Análise | Especial Questões socioambientais

Dossiê Brumadinho – Três anos após Mariana, a tragédia se repete

Na primeira análise do Dossiê Brumadinho, comparamos os rompimentos das barragens de Fundão em Mariana e do Córrego do Feijão em Brumadinho, explorando os paralelos e distanciamentos entre ambas.

Foto: Andre Penner/AP.

Em 25 de janeiro, por volta de 12h, mais uma barragem da mineradora Vale rompeu em Minas Gerais atingindo o município de Brumadinho e alcançando o Rio Paraopeba (um dos rios da bacia do São Francisco). Passados menos de 30 dias, a tragédia já não é mais manchete dos principais portais do país, sendo sucedida por escândalos na política e mortes, mesmo deixando (até 17/02) 169 mortos e 141 desaparecidos, além de incontáveis animais e plantas (aproximadamente 125 hectares de floresta atingidos).
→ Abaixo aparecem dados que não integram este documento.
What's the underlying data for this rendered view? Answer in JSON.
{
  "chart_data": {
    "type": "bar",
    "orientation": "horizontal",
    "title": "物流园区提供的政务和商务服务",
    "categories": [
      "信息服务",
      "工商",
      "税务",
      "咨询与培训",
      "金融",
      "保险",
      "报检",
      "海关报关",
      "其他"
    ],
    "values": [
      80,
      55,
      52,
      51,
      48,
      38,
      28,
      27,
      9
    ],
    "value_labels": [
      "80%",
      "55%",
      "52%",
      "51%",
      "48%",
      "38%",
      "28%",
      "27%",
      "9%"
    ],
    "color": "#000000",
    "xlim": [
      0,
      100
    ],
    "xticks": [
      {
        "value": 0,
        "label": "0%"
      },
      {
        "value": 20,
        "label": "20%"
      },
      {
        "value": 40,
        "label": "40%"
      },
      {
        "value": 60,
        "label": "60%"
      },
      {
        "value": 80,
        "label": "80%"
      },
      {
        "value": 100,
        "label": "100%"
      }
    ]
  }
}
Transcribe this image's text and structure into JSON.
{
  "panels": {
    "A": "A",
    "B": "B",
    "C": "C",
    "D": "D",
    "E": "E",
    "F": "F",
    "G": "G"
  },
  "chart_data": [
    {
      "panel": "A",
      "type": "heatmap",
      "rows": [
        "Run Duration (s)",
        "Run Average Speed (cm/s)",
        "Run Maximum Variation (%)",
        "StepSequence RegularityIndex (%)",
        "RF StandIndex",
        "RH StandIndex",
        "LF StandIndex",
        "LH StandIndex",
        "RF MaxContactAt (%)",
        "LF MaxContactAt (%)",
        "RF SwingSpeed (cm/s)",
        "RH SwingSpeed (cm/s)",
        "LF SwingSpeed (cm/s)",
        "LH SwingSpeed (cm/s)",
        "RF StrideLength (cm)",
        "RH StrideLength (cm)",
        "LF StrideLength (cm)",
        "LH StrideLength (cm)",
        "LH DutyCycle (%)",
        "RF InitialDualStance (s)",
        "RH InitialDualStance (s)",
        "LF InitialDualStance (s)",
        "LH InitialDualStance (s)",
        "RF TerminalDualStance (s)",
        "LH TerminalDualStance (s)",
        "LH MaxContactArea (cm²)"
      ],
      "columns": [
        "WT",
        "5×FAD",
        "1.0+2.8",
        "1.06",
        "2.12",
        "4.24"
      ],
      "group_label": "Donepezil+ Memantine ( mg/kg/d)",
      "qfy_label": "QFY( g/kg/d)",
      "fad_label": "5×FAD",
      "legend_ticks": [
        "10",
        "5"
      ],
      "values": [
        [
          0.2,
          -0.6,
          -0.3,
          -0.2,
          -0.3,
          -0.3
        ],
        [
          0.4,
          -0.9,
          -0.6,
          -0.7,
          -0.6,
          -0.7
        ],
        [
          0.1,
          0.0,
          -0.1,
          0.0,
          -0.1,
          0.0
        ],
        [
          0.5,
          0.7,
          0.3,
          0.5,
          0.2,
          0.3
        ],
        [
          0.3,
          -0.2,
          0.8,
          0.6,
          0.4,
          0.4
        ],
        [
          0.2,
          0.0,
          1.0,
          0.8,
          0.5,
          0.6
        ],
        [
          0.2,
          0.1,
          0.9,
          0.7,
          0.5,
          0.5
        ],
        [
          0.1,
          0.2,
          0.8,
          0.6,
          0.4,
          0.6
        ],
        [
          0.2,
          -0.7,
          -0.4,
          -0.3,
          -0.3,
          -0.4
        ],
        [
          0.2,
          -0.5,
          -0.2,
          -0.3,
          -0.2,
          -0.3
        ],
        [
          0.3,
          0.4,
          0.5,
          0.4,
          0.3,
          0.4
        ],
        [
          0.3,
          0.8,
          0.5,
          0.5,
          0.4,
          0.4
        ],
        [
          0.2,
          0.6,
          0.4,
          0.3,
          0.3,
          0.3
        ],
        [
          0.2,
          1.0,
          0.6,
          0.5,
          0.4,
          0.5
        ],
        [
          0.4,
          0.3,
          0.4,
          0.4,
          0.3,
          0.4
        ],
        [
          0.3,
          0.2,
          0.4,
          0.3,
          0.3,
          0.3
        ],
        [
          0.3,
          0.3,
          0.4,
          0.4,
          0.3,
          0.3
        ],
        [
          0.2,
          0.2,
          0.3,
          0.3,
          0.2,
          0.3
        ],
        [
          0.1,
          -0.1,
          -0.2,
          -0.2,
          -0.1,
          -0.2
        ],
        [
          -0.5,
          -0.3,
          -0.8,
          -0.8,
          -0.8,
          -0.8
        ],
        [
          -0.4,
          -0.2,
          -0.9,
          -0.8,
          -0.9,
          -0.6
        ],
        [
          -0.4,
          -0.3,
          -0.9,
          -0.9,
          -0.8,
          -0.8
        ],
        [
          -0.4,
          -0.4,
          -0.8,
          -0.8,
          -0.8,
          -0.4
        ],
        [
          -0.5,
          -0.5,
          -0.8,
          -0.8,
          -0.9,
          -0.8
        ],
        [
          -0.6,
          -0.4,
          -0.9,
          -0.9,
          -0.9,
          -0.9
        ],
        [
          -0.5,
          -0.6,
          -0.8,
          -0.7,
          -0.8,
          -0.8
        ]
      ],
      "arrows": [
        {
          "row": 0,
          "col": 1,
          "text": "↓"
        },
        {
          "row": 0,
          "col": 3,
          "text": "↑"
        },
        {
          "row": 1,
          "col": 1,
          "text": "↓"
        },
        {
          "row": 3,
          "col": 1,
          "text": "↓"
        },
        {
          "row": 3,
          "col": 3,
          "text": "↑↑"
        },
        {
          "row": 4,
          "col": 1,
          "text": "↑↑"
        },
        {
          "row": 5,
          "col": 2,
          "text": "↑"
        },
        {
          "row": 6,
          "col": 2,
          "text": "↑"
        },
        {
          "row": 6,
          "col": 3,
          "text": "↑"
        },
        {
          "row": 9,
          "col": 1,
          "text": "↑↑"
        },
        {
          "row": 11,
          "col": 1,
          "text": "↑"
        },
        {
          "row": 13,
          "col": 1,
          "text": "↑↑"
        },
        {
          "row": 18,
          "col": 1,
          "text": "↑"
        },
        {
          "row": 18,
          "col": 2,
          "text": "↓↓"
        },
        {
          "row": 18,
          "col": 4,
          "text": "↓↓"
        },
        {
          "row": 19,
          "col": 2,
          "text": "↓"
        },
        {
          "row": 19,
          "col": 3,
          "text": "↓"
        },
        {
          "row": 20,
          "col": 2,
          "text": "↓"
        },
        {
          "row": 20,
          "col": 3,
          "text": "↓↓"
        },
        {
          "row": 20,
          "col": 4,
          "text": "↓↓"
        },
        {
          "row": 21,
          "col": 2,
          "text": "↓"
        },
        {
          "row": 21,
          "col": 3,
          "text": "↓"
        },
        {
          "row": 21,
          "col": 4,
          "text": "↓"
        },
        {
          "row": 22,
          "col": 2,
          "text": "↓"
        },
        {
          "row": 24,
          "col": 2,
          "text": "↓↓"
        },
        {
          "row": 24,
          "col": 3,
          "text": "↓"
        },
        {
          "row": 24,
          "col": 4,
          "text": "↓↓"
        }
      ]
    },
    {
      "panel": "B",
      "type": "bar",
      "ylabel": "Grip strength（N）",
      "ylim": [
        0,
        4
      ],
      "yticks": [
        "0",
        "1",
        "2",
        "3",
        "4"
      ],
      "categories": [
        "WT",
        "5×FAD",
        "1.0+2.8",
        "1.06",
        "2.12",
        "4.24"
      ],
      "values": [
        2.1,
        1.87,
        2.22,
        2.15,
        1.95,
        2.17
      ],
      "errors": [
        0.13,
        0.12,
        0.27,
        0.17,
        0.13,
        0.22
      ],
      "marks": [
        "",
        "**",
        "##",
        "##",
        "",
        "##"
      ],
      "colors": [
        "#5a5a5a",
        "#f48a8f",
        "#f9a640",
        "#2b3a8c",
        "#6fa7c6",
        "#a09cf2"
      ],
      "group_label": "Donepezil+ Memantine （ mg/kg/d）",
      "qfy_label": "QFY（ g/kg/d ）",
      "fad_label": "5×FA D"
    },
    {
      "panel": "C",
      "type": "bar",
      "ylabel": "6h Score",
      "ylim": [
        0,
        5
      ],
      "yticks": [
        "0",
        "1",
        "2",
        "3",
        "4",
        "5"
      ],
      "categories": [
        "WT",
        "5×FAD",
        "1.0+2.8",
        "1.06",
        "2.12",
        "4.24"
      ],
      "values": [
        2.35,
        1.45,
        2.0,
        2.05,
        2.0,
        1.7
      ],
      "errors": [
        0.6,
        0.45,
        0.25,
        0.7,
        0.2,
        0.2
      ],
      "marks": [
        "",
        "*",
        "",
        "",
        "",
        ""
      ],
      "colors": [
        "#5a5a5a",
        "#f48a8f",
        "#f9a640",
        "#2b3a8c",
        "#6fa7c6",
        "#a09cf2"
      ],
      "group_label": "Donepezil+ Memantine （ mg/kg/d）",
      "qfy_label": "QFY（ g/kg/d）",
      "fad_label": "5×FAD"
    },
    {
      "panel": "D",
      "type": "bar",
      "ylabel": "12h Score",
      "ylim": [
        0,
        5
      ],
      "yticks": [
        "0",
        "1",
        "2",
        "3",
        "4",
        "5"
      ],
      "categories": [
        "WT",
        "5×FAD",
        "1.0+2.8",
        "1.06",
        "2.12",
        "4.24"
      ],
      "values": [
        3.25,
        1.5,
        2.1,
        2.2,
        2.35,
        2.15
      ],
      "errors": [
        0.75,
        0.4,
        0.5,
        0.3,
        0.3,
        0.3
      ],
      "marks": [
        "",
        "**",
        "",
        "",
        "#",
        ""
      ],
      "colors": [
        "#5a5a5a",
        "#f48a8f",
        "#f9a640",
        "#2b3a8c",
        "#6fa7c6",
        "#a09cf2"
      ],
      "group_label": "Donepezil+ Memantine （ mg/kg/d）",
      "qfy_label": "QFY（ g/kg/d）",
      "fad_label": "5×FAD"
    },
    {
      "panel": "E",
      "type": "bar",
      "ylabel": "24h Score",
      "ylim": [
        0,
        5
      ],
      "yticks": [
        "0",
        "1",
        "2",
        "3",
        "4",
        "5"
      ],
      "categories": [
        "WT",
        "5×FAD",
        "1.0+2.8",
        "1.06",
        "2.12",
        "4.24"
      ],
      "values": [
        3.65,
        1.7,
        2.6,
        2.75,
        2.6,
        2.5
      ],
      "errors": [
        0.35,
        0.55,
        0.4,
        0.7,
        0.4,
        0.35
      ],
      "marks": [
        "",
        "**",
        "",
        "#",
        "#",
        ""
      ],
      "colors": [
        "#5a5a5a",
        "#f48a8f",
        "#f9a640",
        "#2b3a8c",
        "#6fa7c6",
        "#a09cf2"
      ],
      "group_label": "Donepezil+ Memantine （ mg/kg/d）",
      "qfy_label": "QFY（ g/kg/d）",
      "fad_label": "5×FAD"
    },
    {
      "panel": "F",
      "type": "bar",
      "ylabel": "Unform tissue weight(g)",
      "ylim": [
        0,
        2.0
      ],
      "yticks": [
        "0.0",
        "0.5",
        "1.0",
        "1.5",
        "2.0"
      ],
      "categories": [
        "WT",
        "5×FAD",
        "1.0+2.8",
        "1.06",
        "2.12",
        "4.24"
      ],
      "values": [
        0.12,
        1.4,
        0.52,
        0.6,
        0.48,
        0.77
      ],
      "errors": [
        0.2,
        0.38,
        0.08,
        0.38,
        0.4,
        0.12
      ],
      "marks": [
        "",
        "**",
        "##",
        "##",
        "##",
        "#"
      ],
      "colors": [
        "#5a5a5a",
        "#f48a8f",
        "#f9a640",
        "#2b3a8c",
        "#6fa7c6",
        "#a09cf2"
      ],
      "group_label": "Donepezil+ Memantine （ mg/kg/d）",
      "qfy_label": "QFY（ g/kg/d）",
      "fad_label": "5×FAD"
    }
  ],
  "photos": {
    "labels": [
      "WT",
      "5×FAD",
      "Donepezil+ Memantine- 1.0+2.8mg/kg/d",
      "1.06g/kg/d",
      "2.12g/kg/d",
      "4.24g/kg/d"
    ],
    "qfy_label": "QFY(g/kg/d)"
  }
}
Um acontecimento pode evocar outro: após três anos do rompimento da barragem de Fundão, é triste reler o dossiê feito pelo Grislab sobre o caso e perceber que pouca coisa mudou… Barragem da mesma empresa, sistema de segurança com sirenes que não funcionou, outro rio morto, desastre ambiental incalculável, outro território altamente impactado – e com ele, memórias e histórias destruídas para sempre. O primeiro rompimento continua “acontecendo”: pessoas continuam sem casas, sem indenização e sem resposta da Vale. A fundação Renova – criada para gerir as ações de recuperação do ambiente e reparação dos atingidos e impactados – não avançou de acordo com o esperado.   O maior desastre ambiental ocorrido no Brasil não serviu nem de lição para não ser repetido.

Ironicamente, alguns dias antes do ocorrido, o governador eleito Romeu Zema (Novo), comemorava encontro com representantes da Samarco e Vallourec para a reativação de minas no estado, gerando emprego e renda, mesmo com a opinião pública em contrário. Hoje, a imprensa noticia que ele estaria tentando barrar CPI para investigar o rompimento. Se uma luz de alerta se acendeu após Mariana em torno da atividade mineradora e seu alto custo para os envolvidos, foi apenas para uma parcela da população. Para a Vale, trocas de emails em 13/05/18 mostram que engenheiros já atestavam os riscos e sugeriam a paralisação das atividades na Mina do Córrego do Feijão. Quanto vale uma vida? 2,6 milhões de reais, segundo relatório de contingências da Vale, custo que é compensado pelo lucro da atividade mineradora.

Não só a Vale, mas o Estado também compactua com a tragédia. De acordo com a antropóloga e pesquisadora do Gesta-UFMG, Andréa Zhouri: “A licença para a expansão do complexo foi concedida apesar de advertência de pesquisadores, movimentos sociais, moradores do bairro de Casa Branca. […] O cronograma previsto pela própria Vale era para 2020. Nós ficamos surpresos com a pressa do licenciamento. Mostra a negligência dos órgãos públicos ligados ao licenciamento ambiental e à segurança de barragens no sentido de assegurar, de atestar a segurança das barragens. E a submissão desses órgãos aos jogos políticos de interesse próprio e de interesse da empresa. É o segundo desastre de proporção enorme da Vale em cerca de três anos. (…) Há um jogo por parte das empresas, e o estado é conivente.”

Os pais de uma vítima do incêndio da boate Kiss visitaram Brumadinho e falaram sobre a criação de um Observatório de Justiça que serviria para fiscalizar tragédias como essas e não deixar que fiquem sem punição. O que a historiadora e ativista feminista Rebecca Solnit escreve em outro contexto (massacres por arma de fogo nos EUA) se aplica ao acontecido:  “Mas os mortos continuam mortos, os enlutados continuam de luto e o cenário continua preparado para outros assassinatos”.